ADOLFO GUZMAN LOPEZ: Nearly every store on this west Los Angeles block sells contemporary art, furniture or antiques. The Silk Roads gallery specializes in East Asian antiquities. A 300-year-old wooden Chinese Buddha stares through the window. Its price tag is close to $20,000. But yesterday, the gallery's doors were locked. In the alley behind the store, federal agents carted away items and placed them in a trailer labeled A-Sharp Piano Movers. Internal Revenue Service investigator, Peter Lu, read from a prepared statement that listed the federal agencies involved, including Immigration and Customs Enforcement or ICE.
NORRIS: IRS Criminal Investigation in conjunction with other federal law enforcement agency, including ICE, National Park Service, is present at the location, executing a federal search warrant.
GUZMAN LOPEZ: Affidavits filed in support of the warrants say the owners of the gallery, Cari and Jonathan Markell, received looted artifacts smuggled out of Thailand and China by an associate named Bob Olson. William Webber, a cultural property expert in the London office of the Art Loss Register, which tracks stolen art, says demand for Asian artifacts is growing.
NORRIS: Cultural properties from the Southeast Asia and East Asia is becoming far more collectible.
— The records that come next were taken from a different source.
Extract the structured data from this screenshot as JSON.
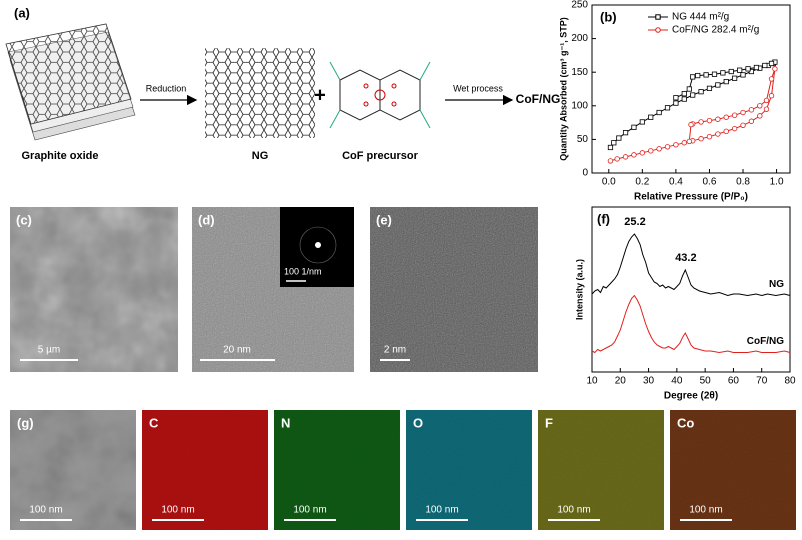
{
  "scheme": {
    "label": "(a)",
    "reactant": "Graphite oxide",
    "step1": "Reduction",
    "intermediate": "NG",
    "plus": "+",
    "precursor": "CoF precursor",
    "step2": "Wet process",
    "product": "CoF/NG"
  },
  "micrographs": [
    {
      "label": "(c)",
      "scale": "5 µm"
    },
    {
      "label": "(d)",
      "scale": "20 nm",
      "inset_scale": "100 1/nm"
    },
    {
      "label": "(e)",
      "scale": "2 nm"
    }
  ],
  "eds_maps": [
    {
      "label": "(g)",
      "scale": "100 nm"
    },
    {
      "label": "C",
      "scale": "100 nm"
    },
    {
      "label": "N",
      "scale": "100 nm"
    },
    {
      "label": "O",
      "scale": "100 nm"
    },
    {
      "label": "F",
      "scale": "100 nm"
    },
    {
      "label": "Co",
      "scale": "100 nm"
    }
  ],
  "chart_data": [
    {
      "type": "line",
      "panel_label": "(b)",
      "xlabel": "Relative Pressure (P/P₀)",
      "ylabel": "Quantity Absorbed (cm³ g⁻¹, STP)",
      "xlim": [
        -0.1,
        1.08
      ],
      "ylim": [
        0,
        250
      ],
      "xticks": [
        {
          "value": 0,
          "label": "0.0"
        },
        {
          "value": 0.2,
          "label": "0.2"
        },
        {
          "value": 0.4,
          "label": "0.4"
        },
        {
          "value": 0.6,
          "label": "0.6"
        },
        {
          "value": 0.8,
          "label": "0.8"
        },
        {
          "value": 1,
          "label": "1.0"
        }
      ],
      "yticks": [
        0,
        50,
        100,
        150,
        200,
        250
      ],
      "legend": "upper right",
      "series": [
        {
          "name": "NG 444 m²/g",
          "color": "#000000",
          "marker": "square",
          "x": [
            0.01,
            0.03,
            0.06,
            0.1,
            0.15,
            0.2,
            0.25,
            0.3,
            0.35,
            0.4,
            0.45,
            0.5,
            0.55,
            0.6,
            0.65,
            0.7,
            0.75,
            0.8,
            0.85,
            0.9,
            0.95,
            0.98,
            0.99,
            0.97,
            0.93,
            0.88,
            0.83,
            0.78,
            0.73,
            0.68,
            0.63,
            0.58,
            0.53,
            0.5,
            0.48,
            0.45,
            0.4
          ],
          "values": [
            38,
            45,
            52,
            60,
            68,
            76,
            83,
            90,
            97,
            104,
            110,
            116,
            121,
            126,
            131,
            136,
            141,
            146,
            151,
            156,
            160,
            163,
            165,
            163,
            160,
            157,
            155,
            153,
            151,
            149,
            147,
            146,
            145,
            143,
            125,
            118,
            112
          ]
        },
        {
          "name": "CoF/NG 282.4 m²/g",
          "color": "#e0201b",
          "marker": "circle",
          "x": [
            0.01,
            0.05,
            0.1,
            0.15,
            0.2,
            0.25,
            0.3,
            0.35,
            0.4,
            0.45,
            0.5,
            0.55,
            0.6,
            0.65,
            0.7,
            0.75,
            0.8,
            0.85,
            0.9,
            0.94,
            0.97,
            0.99,
            0.97,
            0.94,
            0.9,
            0.85,
            0.8,
            0.75,
            0.7,
            0.65,
            0.6,
            0.55,
            0.5,
            0.49,
            0.48
          ],
          "values": [
            18,
            21,
            24,
            27,
            30,
            33,
            36,
            39,
            42,
            45,
            48,
            51,
            54,
            58,
            62,
            66,
            71,
            77,
            85,
            95,
            115,
            155,
            140,
            108,
            100,
            94,
            90,
            86,
            83,
            80,
            78,
            76,
            73,
            72,
            47
          ]
        }
      ]
    },
    {
      "type": "line",
      "panel_label": "(f)",
      "xlabel": "Degree (2θ)",
      "ylabel": "Intensity (a.u.)",
      "xlim": [
        10,
        80
      ],
      "ylim": [
        0,
        110
      ],
      "xticks": [
        10,
        20,
        30,
        40,
        50,
        60,
        70,
        80
      ],
      "legend": "inline",
      "annotations": [
        {
          "text": "25.2",
          "x": 25.2
        },
        {
          "text": "43.2",
          "x": 43.2
        }
      ],
      "x": [
        10,
        11,
        12,
        13,
        14,
        15,
        16,
        17,
        18,
        19,
        20,
        21,
        22,
        23,
        24,
        25,
        26,
        27,
        28,
        29,
        30,
        31,
        32,
        33,
        34,
        35,
        36,
        37,
        38,
        39,
        40,
        41,
        42,
        43,
        44,
        45,
        46,
        48,
        50,
        52,
        55,
        58,
        60,
        62,
        65,
        68,
        70,
        72,
        75,
        78,
        80
      ],
      "series": [
        {
          "name": "NG",
          "color": "#000000",
          "values": [
            52,
            54,
            55,
            53,
            57,
            56,
            58,
            60,
            62,
            65,
            70,
            76,
            82,
            87,
            90,
            92,
            89,
            85,
            78,
            73,
            66,
            63,
            60,
            59,
            57,
            58,
            56,
            57,
            56,
            55,
            57,
            59,
            64,
            68,
            63,
            58,
            56,
            54,
            53,
            52,
            53,
            51,
            52,
            52,
            51,
            52,
            51,
            52,
            51,
            52,
            51
          ]
        },
        {
          "name": "CoF/NG",
          "color": "#e0201b",
          "values": [
            14,
            13,
            15,
            14,
            15,
            16,
            17,
            18,
            20,
            24,
            28,
            34,
            40,
            45,
            49,
            51,
            48,
            44,
            38,
            32,
            27,
            23,
            20,
            18,
            17,
            16,
            16,
            17,
            16,
            15,
            17,
            19,
            23,
            26,
            22,
            18,
            16,
            15,
            14,
            14,
            13,
            14,
            13,
            13,
            13,
            14,
            13,
            13,
            13,
            14,
            13
          ]
        }
      ]
    }
  ]
}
And the objects that are particularly collectible were usually the objects that have come from burial sites and excavations that would have ideally have full providence. But that's not often the case.
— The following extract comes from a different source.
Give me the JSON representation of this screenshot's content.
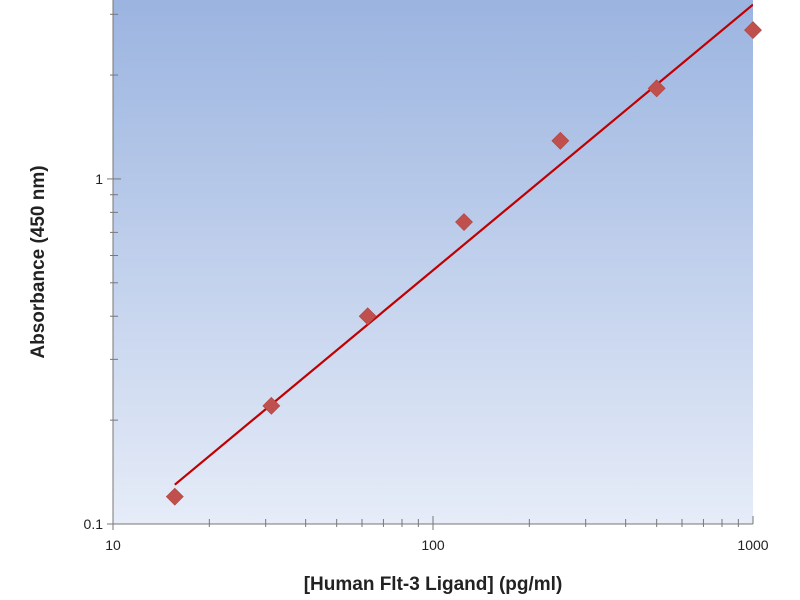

GUZMAN LOPEZ: The investigation appears to have begun about five years ago when an undercover National Park Service agent was looking for Native American artifacts looted from sites in New Mexico. According to the affidavits, Bob Olson and the Markells sold artifacts from Thailand to the undercover agent and then arranged to have the agent donate the antiquities to the museums. The affidavits state that the artifacts were appraised for more than their sale price so that the agent could claim tax deductions to which the agent wasn't entitled.
The scheme involved the Pacific Asia Museum in Pasadena, The Bowers Museum in Santa Ana, San Diego's Mingei International Museum, and the Los Angeles County Museum of Art. The affidavit claims that Jonathan Markell said the L.A. museum had found a loophole to accept questionable antiquities. At a press conference yesterday, the museum's director, Michael Govan, responded to that allegation.
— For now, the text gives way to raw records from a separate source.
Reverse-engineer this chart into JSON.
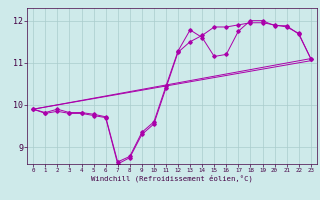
{
  "xlabel": "Windchill (Refroidissement éolien,°C)",
  "background_color": "#ceeaea",
  "grid_color": "#aacccc",
  "line_color": "#aa00aa",
  "x_ticks": [
    0,
    1,
    2,
    3,
    4,
    5,
    6,
    7,
    8,
    9,
    10,
    11,
    12,
    13,
    14,
    15,
    16,
    17,
    18,
    19,
    20,
    21,
    22,
    23
  ],
  "ylim": [
    8.6,
    12.3
  ],
  "xlim": [
    -0.5,
    23.5
  ],
  "yticks": [
    9,
    10,
    11,
    12
  ],
  "series1": [
    9.9,
    9.8,
    9.85,
    9.8,
    9.8,
    9.75,
    9.7,
    8.6,
    8.75,
    9.3,
    9.55,
    10.4,
    11.25,
    11.5,
    11.65,
    11.85,
    11.85,
    11.9,
    11.95,
    11.95,
    11.9,
    11.85,
    11.7,
    11.1
  ],
  "series2": [
    9.9,
    9.82,
    9.9,
    9.82,
    9.82,
    9.78,
    9.72,
    8.65,
    8.78,
    9.35,
    9.6,
    10.45,
    11.28,
    11.78,
    11.6,
    11.15,
    11.2,
    11.75,
    12.0,
    12.0,
    11.88,
    11.88,
    11.68,
    11.1
  ],
  "series3_straight": [
    [
      0,
      9.9
    ],
    [
      23,
      11.1
    ]
  ],
  "series4_straight": [
    [
      0,
      9.9
    ],
    [
      23,
      11.05
    ]
  ]
}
NORRIS: There is no loophole that we know about. If anyone could identify one, we would be the first to close it. We know nothing, nothing about that at all.
GUZMAN LOPEZ: But the museum knows quite a bit about the Markells. They're members of the museum, and they've donated about 60 works of art in the last decade. Govan says his institution has policies to track the origins of donated antiquities. But William Webber of the Art Loss Register says some works can be untraceable.
NORRIS: If objects have come freshly out of the ground and moved over to the collecting market, then it's impossible to, to track them down. In areas like Cambodia and Myanmar, objects will often be excavated and pulled across the border, in this case, to Thailand, where laws are a little more relaxed and exporting objects is slightly easier.
GUZMAN LOPEZ: San Diego's Mingei Museum and Santa Ana's Bowers Museum say they're cooperating with the investigation. The Pacific Asia Museum did not return calls seeking comment. The U.S. attorney's office has not filed charges or made arrest. It could take more than a week, according to one federal official, to comb through the seized items.
For NPR News, I'm Adolfo Guzman Lopez in Los Angeles.